Entro nella stazione trascinandomi dietro il trolley malconcio e lo zaino, trovandola quasi deserta a parte la presenza di una donna dalla pettinatura più che cotonata, dietro il pannello della biglietteria.
Non mi ha visto, è totalmente assorbita da una rivista, così, per farmi notare, busso senza troppa insistenza. La donna alza lo sguardo su di me, squadrandomi da sopra gli occhiali: - Che posso fare per te, cara?- mi chiede, in tono spiccio ma gentile. – Ehm…buongiorno - esordisco – Volevo sapere se c’è qualcuno ad aspettarmi, dalle scuderie LaMosse – dico. Per un attimo mi guarda con aria vacua, così aggiungo: - Mi avevano detto che qualcuno sarebbe passato a prendermi qui…-  Il suo viso s’illumina in un lampo di comprensione: -Oh, sì, certo, certo- esclama, con una risatina a mo’ di scuse – Tu devi essere la sostituta di Jeff.

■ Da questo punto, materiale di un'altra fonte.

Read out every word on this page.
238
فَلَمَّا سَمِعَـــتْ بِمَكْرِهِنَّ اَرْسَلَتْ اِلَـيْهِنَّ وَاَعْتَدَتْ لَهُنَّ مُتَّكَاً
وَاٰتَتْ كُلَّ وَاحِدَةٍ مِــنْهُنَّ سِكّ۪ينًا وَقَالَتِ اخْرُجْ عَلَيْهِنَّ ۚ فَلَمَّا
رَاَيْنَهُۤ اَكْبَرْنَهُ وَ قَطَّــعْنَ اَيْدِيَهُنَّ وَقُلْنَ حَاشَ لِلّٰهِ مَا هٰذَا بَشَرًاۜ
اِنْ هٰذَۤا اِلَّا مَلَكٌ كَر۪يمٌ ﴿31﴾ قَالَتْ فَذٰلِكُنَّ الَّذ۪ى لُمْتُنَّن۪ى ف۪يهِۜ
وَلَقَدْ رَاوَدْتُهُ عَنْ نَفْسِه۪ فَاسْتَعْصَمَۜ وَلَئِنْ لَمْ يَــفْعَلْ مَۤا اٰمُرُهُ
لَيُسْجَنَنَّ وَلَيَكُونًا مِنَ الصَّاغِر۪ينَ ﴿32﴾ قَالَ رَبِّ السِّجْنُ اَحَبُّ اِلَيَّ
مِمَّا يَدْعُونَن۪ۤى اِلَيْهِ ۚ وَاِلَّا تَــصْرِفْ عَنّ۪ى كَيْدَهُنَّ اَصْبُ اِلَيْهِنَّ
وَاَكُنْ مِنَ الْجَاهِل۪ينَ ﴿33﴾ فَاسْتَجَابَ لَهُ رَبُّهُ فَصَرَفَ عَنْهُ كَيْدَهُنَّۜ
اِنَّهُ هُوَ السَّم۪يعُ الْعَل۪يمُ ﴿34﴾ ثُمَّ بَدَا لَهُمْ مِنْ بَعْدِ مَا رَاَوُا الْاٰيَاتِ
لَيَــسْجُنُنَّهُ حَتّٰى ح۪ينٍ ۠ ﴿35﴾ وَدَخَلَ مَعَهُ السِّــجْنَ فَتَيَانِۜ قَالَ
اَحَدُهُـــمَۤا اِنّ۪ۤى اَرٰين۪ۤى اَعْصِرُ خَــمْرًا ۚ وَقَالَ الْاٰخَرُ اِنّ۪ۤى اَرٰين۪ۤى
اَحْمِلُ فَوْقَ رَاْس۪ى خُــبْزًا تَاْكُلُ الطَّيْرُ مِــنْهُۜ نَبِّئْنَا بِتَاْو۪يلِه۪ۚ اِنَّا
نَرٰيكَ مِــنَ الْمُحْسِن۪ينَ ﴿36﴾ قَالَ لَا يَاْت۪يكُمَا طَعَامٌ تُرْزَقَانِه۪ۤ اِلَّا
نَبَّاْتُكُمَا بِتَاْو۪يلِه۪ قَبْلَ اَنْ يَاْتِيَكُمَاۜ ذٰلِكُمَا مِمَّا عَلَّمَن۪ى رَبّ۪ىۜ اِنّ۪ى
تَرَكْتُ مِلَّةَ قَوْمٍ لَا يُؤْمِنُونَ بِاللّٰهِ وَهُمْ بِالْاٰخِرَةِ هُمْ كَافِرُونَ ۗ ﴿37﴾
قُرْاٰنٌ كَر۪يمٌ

Povero, vecchio Jeff, era proprio l’ora che andasse in pensione- osserva, quasi fra sé e sé, poi si ricorda che ci sono anche io: - Juno arriverà fra poco. Se intanto vuoi darti una rinfrescata il bagno è quello- e me lo indica, un po’ inutilmente, visto che c’è la targhetta sulla porta – E se vuoi mangiare, la caffetteria dall’altra parte della strada fa le migliori uova dello stato- mi assicura, con una strizzata d’occhio confidenziale. Mi limito a restituirle un sorriso certo meno brillante e la ringrazio, avviandomi verso il bagno con lo zaino.
Non mi cambio completamente, metto una maglia pulita, un paio di jeans meno massacrati e mi lego di nuovo i capelli. Non volevo presentarmi da LaMosse troppo in tiro. Voglio che capisca che sono una che lavora, senza distrazioni inutili. Saluto la signora della biglietteria ed esco, mettendomi in un punto particolarmente visibile del piazzale e accendendo una sigaretta.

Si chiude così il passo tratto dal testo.